Posts on social media about individuals with cancer who are active might intensify the dread.
“The intent is good, trying to portray to patients that you can enjoy life and pursue your dreams. That’s true to a certain extent, but when we put it in hyperdrive, we add unnecessary pressure. It’s OK to have bad days,” Park added.
Some mental health issues must be treated whether or not cancer is diagnosed.
“This is where a physician or counsellor can pick up clues. The human psyche is complicated, so you need a whole-person assessment,” he said.
What Role Does Mental Health Have In Cancer Outcomes?
More than 90% of oncologists interviewed agreed or strongly agreed that mental health has a major influence on cancer outcomes.
Although many oncologists provide in-house support, several have said that mental health services are insufficient.
There is evidence that having a mental health disorder prior to a cancer diagnosis may have an influence on results.
“There are obvious reasons, such as the patient not being motivated due to a depressed outlook on life. They may not come to treatment as scheduled or stop taking medications. Then there’s a mind-body connection that doesn’t show on tests. We can’t discount this, though we don’t fully understand,” Park said.
He feels that an optimistic mindset is vital, but he stresses a nuanced message.
“We don’t want to give patients another job. And we don’t want them feeling guilty or at fault if their cancer gets worse. The last thing I want to do is give my patients more burden,” Park added.
Palliative care, which emphasises symptoms and quality of life, is necessary for optimal health. Two-thirds of oncologists agreed that commencing palliative treatment early improves results.
However, the survey results indicate that patient and caregiver reluctance to palliative care is a considerable obstacle. One-fifth of oncologists claimed they only provide palliative care when patients are nearing the end of their lives.
According to the majority of oncologists that have participated in the survey, doctors only seldomly recommend patients to mental health care.
As a new treatment for cancer patients, around 93% have administered antidepressants and 95% have prescribed anti-anxiety medicines.
Usually, oncologists direct patients to a mental health professional, according to Park. However, the red tape of medical insurance and the practicality of locating and travelling to another location might be a barrier to treatment.
“It’s almost like adding another disease and it’s not fair,” he said.
His practice screens for distress and has on-site navigators and mental health specialists.
“Cancer is complex and multifaceted. It affects everyone differently, physically, emotionally, socially, and in relationships. Oncologists are not trained to deal with it all. At St. Jude, we offer these services here and patients appreciate it,” Park said.

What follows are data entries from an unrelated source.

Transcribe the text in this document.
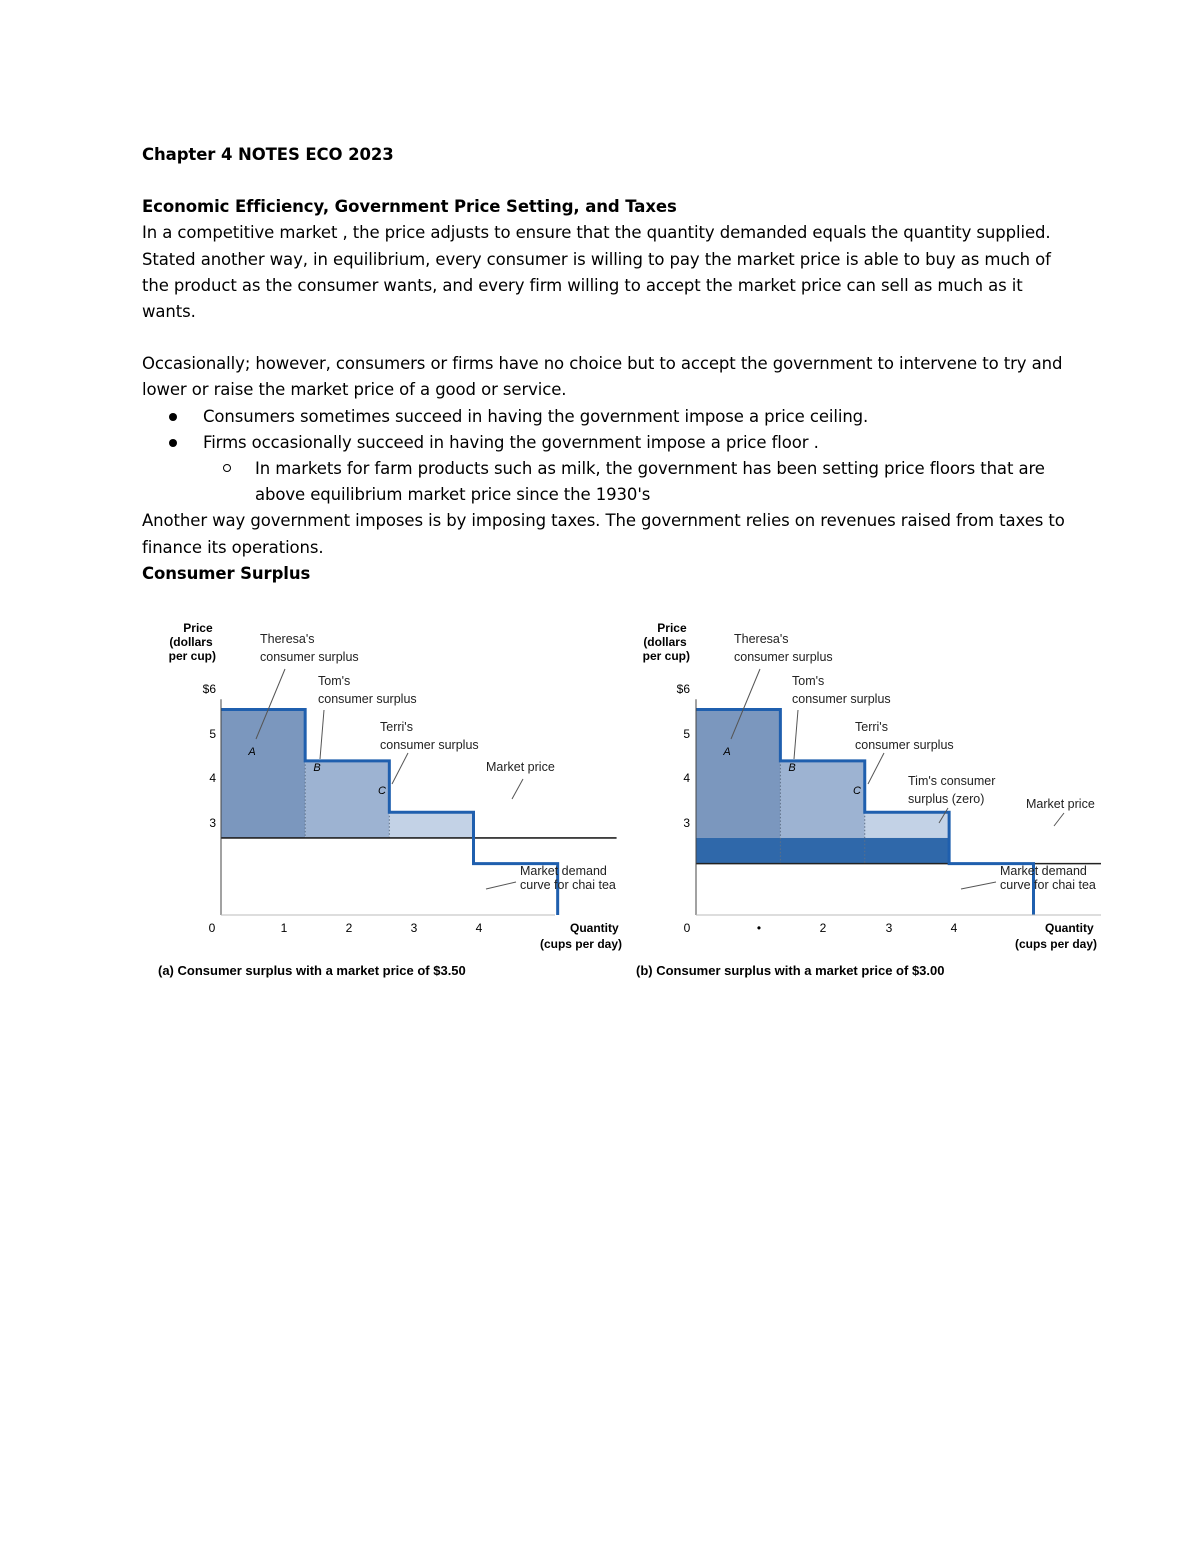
Chapter 4 NOTES ECO 2023

Economic Efficiency, Government Price Setting, and Taxes

In a competitive market , the price adjusts to ensure that the quantity demanded equals the quantity supplied. Stated another way, in equilibrium, every consumer is willing to pay the market price is able to buy as much of the product as the consumer wants, and every firm willing to accept the market price can sell as much as it wants.

Occasionally; however, consumers or firms have no choice but to accept the government to intervene to try and lower or raise the market price of a good or service.

Consumers sometimes succeed in having the government impose a price ceiling.
Firms occasionally succeed in having the government impose a price floor .
In markets for farm products such as milk, the government has been setting price floors that are above equilibrium market price since the 1930's

Another way government imposes is by imposing taxes. The government relies on revenues raised from taxes to finance its operations.

Consumer Surplus

Price (dollars per cup)
$6
5
4
3
0	1	2	3	4	Quantity (cups per day)
A
B
C
Theresa's consumer surplus
Tom's consumer surplus
Terri's consumer surplus
Market price
Market demand curve for chai tea
(a) Consumer surplus with a market price of $3.50
Price (dollars per cup)
$6
5
4
3
0	•	2	3	4	Quantity (cups per day)
A
B
C
Theresa's consumer surplus
Tom's consumer surplus
Terri's consumer surplus
Tim's consumer surplus (zero)	Market price
Market demand curve for chai tea
(b) Consumer surplus with a market price of $3.00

According to him, most oncology offices do distress screening, but patients, families, and carers may also look for help. The most difficult obstacle to overcome is communication.
“Just share with somebody,” shared Park. “Then, they can help you figure out your options and follow up.”
“If you’re the recipient of that sharing, be a sounding board. Of course, if the problem is urgent, you should call an emergency hotline,” he said.
If you are in crisis, call the National Suicide Prevention Hotline at 1-800-273-8255, which is free, confidential, and accessible 24 hours a day, seven days a week.
The American Cancer Society recommends discussing psychosocial issues with your cancer treatment team. If your oncologist does not provide in-house services, they may help you in obtaining the aid you need. This might involve attending a cancer support group or receiving individual or family counselling.
“We have a long way to go, but we know more about mental health than ever before,” Park said.